Sunday, January 2, 2011

What I Ate Over Christmas Break




I kind of love my family's holiday food traditions. Somehow, we've managed to cobble together a series of meals that captures every element of our Texan/Southern/Scottish/Danish/Spanish family history. It starts in early December, when we get two Danish kringles delivered from a mail-order company in Racine, Wisconsin--one from my dad in Columbia, South Carolina, and one from my Great Aunt and Uncle in Atlanta. On Christmas Eve, at Hannah's house in Georgetown, Texas, we eat carne guisada and tamales: probably my favorite meal of the year. For Christmas dinner, Hannah's mom roasts an amazing beef tenderloin. On New Years, Hannah and I drink cava, not champagne, and make my grandmother's recipe for hoppin' john and collared greens (see picture).

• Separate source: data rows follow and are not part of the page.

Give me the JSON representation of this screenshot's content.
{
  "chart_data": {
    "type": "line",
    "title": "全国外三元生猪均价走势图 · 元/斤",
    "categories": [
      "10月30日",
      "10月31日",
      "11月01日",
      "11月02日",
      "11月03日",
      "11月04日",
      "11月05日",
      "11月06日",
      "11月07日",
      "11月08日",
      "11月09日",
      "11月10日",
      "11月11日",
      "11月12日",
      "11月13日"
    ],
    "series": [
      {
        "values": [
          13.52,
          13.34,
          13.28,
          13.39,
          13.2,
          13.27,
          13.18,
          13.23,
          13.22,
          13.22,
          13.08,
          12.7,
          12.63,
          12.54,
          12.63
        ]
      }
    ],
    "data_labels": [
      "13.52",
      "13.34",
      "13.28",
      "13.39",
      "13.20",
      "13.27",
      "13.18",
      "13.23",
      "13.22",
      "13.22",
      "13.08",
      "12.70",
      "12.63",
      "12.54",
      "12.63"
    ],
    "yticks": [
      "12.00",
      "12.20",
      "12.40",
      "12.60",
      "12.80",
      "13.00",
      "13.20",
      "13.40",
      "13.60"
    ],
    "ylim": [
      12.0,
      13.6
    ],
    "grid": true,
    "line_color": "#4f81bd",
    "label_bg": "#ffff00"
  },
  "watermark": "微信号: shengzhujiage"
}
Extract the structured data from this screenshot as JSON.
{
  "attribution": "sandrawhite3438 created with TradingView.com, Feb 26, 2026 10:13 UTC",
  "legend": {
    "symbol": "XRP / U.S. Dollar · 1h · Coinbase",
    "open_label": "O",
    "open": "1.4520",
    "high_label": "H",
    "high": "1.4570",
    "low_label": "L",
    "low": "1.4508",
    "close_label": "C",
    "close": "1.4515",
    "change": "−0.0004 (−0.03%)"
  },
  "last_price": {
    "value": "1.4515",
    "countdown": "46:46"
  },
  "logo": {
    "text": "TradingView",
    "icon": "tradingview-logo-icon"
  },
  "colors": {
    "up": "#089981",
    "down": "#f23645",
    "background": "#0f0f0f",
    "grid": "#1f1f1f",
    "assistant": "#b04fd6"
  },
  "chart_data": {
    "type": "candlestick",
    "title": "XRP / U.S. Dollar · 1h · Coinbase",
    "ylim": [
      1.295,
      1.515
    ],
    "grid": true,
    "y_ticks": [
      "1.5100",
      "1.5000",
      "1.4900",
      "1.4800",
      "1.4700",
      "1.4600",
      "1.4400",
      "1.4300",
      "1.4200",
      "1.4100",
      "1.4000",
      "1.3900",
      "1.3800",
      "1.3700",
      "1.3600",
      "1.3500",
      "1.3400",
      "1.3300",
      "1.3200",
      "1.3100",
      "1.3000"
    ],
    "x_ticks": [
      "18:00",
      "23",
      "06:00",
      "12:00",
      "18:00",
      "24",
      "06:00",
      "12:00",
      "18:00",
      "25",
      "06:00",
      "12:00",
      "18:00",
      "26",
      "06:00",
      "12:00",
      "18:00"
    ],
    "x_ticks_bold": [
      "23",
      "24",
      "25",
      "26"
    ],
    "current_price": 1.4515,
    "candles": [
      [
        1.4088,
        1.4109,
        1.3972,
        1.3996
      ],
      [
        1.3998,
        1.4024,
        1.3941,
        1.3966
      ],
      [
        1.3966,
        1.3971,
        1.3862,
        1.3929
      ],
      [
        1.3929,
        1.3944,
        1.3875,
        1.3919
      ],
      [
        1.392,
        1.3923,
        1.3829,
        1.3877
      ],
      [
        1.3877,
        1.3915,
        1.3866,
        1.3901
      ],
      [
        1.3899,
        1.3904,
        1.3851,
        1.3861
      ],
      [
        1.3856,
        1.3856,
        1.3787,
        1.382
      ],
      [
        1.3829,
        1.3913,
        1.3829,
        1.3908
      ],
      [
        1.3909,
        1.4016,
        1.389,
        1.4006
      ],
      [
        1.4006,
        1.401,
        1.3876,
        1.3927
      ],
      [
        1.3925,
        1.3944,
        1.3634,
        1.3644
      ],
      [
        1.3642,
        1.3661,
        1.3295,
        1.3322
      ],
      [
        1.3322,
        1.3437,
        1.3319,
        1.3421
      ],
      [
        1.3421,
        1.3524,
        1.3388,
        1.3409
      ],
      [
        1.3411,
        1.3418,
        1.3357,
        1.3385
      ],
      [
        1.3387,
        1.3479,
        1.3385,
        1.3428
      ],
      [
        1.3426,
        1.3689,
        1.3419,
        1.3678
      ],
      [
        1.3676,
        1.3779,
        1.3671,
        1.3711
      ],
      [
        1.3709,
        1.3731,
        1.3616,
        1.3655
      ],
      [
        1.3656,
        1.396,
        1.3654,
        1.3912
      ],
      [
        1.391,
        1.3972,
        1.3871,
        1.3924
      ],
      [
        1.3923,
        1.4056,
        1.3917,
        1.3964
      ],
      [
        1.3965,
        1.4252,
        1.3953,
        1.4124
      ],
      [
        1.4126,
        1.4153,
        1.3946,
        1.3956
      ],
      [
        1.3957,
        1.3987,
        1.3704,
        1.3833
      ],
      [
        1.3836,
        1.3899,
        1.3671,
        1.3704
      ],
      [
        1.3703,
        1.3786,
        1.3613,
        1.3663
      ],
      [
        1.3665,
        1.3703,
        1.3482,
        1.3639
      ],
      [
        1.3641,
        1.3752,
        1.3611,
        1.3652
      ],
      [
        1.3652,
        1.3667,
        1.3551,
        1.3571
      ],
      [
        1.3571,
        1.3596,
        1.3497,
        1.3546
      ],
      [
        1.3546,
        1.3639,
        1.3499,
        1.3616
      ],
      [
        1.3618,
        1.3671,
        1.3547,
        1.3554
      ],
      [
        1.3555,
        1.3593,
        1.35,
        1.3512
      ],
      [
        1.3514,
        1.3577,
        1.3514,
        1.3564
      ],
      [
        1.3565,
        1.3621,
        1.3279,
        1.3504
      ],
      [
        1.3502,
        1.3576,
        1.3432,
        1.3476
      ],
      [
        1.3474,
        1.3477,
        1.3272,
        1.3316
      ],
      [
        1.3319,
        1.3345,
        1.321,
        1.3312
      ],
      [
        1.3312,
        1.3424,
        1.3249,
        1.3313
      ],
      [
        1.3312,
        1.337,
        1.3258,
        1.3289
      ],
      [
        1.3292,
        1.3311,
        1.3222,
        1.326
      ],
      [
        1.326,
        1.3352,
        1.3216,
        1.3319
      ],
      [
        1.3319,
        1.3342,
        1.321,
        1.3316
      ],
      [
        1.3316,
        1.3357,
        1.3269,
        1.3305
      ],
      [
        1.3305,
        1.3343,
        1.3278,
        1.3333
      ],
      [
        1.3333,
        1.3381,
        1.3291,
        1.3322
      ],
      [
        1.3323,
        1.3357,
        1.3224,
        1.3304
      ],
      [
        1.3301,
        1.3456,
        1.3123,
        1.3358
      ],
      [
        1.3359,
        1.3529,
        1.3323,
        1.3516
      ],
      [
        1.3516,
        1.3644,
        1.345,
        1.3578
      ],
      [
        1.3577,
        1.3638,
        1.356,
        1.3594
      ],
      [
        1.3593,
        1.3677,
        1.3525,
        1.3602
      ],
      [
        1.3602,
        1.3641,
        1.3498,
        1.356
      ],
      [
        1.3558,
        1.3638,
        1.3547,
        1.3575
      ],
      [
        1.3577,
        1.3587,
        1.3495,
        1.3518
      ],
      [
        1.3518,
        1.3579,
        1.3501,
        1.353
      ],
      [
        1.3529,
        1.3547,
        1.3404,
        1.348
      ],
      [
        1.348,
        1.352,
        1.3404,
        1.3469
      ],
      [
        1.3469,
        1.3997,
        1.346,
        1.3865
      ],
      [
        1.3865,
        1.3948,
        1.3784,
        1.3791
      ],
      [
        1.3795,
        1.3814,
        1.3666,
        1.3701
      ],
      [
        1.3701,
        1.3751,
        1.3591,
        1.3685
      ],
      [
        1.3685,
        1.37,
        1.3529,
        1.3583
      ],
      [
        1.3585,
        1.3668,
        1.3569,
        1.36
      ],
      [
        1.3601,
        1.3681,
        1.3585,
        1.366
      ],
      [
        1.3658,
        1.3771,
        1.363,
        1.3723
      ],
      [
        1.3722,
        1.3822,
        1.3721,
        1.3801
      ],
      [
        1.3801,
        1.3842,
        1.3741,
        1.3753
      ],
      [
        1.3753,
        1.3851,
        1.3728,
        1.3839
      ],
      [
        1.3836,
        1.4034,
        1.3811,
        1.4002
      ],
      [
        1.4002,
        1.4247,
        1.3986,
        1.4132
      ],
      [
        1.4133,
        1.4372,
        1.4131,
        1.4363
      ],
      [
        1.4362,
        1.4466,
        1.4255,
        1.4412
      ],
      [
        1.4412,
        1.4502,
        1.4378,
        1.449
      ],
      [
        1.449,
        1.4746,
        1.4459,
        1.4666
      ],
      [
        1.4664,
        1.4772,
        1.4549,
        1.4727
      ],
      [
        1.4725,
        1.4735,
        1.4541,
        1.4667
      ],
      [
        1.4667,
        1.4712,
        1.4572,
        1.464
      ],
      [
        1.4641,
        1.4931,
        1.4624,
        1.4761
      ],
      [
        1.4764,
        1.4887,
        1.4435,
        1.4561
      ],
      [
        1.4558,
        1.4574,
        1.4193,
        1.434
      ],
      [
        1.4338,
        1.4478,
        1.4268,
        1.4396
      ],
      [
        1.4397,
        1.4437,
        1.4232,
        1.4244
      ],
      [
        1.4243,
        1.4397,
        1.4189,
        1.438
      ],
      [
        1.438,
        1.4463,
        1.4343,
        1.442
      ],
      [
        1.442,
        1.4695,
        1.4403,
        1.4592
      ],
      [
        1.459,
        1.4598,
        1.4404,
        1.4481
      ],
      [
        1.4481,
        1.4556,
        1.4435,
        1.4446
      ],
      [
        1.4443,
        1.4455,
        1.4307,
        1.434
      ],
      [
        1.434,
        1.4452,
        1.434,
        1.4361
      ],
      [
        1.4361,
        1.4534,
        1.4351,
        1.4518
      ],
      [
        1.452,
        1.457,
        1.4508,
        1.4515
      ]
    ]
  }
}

But for this post I want to give you the recipe for our Christmas morning breakfast, aebelskiver. Aebelskiver are round Danish pancakes, cooked in a special pan that I thought, growing up, no one in the world owned except for my mom.



Until I met Hannah. You see, our fathers are both of Danish extraction, by way of the Midwest, and each of their mothers taught their non-Danish daughters-in-law (our mothers) how to make these delectable treats. The batter recipe is simple:

4 cups buttermilk
4 cups flour
1 tablespoon sugar
4 eggs
1 teaspoon salt
3 tablespoons baking soda

The trick is in cooking them thoroughly and evenly. They have to be turned at just the right moment: my Grandma Rosie taught my mom to do it with a knitting needle; Hannah's mom does just fine with a fork. But you can only learn when to turn them through experience and intuition. It will take a few tries, but when you finally get them right, eat them hot with butter and powdered sugar.